O Congresso Nacional, por exemplo, não tem parlamentares especializados nos militares. Ninguém discute o Plano Nacional de Defesa. De modo geral, há um desconhecimento. Ignora-se inclusive o tipo de valor que motivou um episódio curioso, do general que queria ter uma liderança legalista, fica irritado porque não foi convocado para isso e acaba se mudando para a ala golpista [o general é João de Deus Mena Barreto, um dos líderes militares na deposição de Washington Luís em 1930].

Quer dizer, a motivação desse general foi de natureza muito específica e tem a ver com o sentimento de honra, o sentimento de não poder ser desprestigiado, já que ele estava na posição devida para atuar naquele caso e foi deixado de lado.

Como o teu livro mostra, militares golpistas jamais foram punidos no Brasil. Acredita que desta vez eles serão punidos? E, se forem, o que isso pode mudar nas relações civis-militares?

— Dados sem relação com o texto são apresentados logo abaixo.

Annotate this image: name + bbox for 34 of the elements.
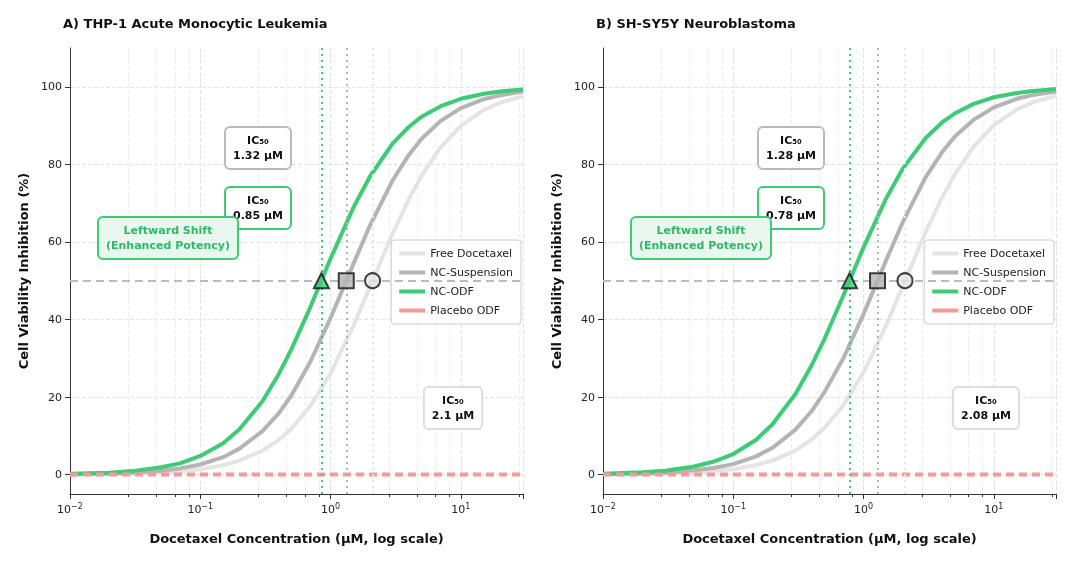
legend-label: Placebo ODF: [430, 304, 501, 317]
annotation: IC₅₀ 0.78 μM: [765, 194, 817, 222]
chart-title: A) THP-1 Acute Monocytic Leukemia: [63, 16, 328, 31]
y-tick-label: 60: [48, 235, 62, 249]
y-tick-label: 40: [581, 312, 595, 326]
annotation: IC₅₀ 2.08 μM: [960, 394, 1012, 422]
chart-title: B) SH-SY5Y Neuroblastoma: [596, 16, 796, 31]
legend-label: Free Docetaxel: [963, 247, 1046, 260]
y-tick-label: 40: [48, 312, 62, 326]
y-tick-label: 80: [581, 157, 595, 171]
y-axis-title: Cell Viability Inhibition (%): [16, 172, 31, 370]
legend-label: Free Docetaxel: [430, 247, 513, 260]
annotation: IC₅₀ 1.28 μM: [765, 134, 817, 162]
annotation: Leftward Shift (Enhanced Potency): [638, 224, 764, 252]
y-tick-label: 0: [55, 468, 62, 482]
y-axis-title: Cell Viability Inhibition (%): [549, 172, 564, 370]
y-tick-label: 20: [581, 390, 595, 404]
legend-label: NC-Suspension: [430, 266, 514, 279]
legend-label: NC-ODF: [430, 285, 474, 298]
y-tick-label: 80: [48, 157, 62, 171]
x-axis-title: Docetaxel Concentration (μM, log scale): [149, 531, 444, 546]
y-tick-label: 20: [48, 390, 62, 404]
annotation: IC₅₀ 0.85 μM: [232, 194, 284, 222]
legend-label: NC-Suspension: [963, 266, 1047, 279]
annotation: IC₅₀ 1.32 μM: [232, 134, 284, 162]
y-tick-label: 60: [581, 235, 595, 249]
annotation: Leftward Shift (Enhanced Potency): [105, 224, 231, 252]
annotation: IC₅₀ 2.1 μM: [431, 394, 475, 422]
y-tick-label: 100: [41, 80, 62, 94]
legend-label: NC-ODF: [963, 285, 1007, 298]
x-axis-title: Docetaxel Concentration (μM, log scale): [682, 531, 977, 546]
y-tick-label: 0: [588, 468, 595, 482]
legend-label: Placebo ODF: [963, 304, 1034, 317]
y-tick-label: 100: [574, 80, 595, 94]
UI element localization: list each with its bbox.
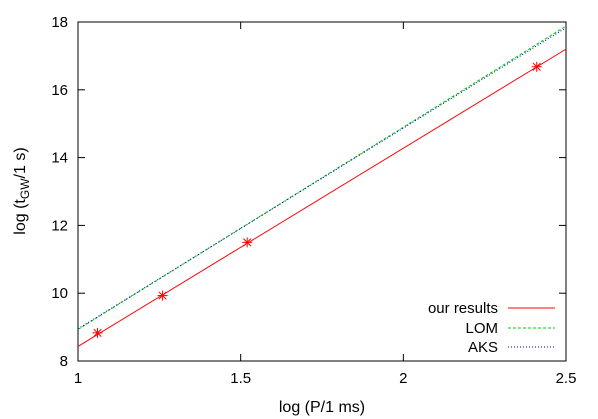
y-axis-label-tail: /1 s) — [12, 147, 29, 178]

Acho que isso já deve estar servindo de alerta para as forças militares. Nem tanto assim a relação da sociedade com os militares. Mas, na medida em que é algo inédito, muito provavelmente essas forças estarão entendendo que alguma coisa mudou. Porque, afinal, aqueles generais estavam no banco dos réus respondendo a um interrogatório no Supremo Tribunal Federal, coisa que nunca aconteceu. Então algo mudou.

O sr. escreve no epílogo que esse será o seu último livro. Sendo ainda novo, 66 anos, por que o último livro?

Dou aula há 40 anos… pesquiso esses assuntos há 30 e tantos anos… acho que chega um momento em que a gente tem que sair de cena elegantemente, até para abrir espaço para outras leituras. E também para não se tornar repetitivo.

Espero que não, mas talvez eu faça algum posfácio, se houver uma nova experiência de intervencionismo. Então estou torcendo para que não haja a necessidade de fazer um posfácio.


Raio-X – Carlos Fico, 66

Nascido no Rio, é professor titular de história do Brasil da UFRJ (Universidade Federal do Rio de Janeiro), pesquisador do CNPq e um dos principais estudiosos do país sobre a ditadura 1964-1985. É autor de “O Grande Irmão: da Operação Brother Sam aos Anos de Chumbo”, ganhador do Prêmio Sérgio Buarque de Holanda da Biblioteca Nacional em 2008, e “Como Eles Agiam – Os Subterrâneos da Ditadura Militar: Espionagem e Polícia Política”, entre outros livros.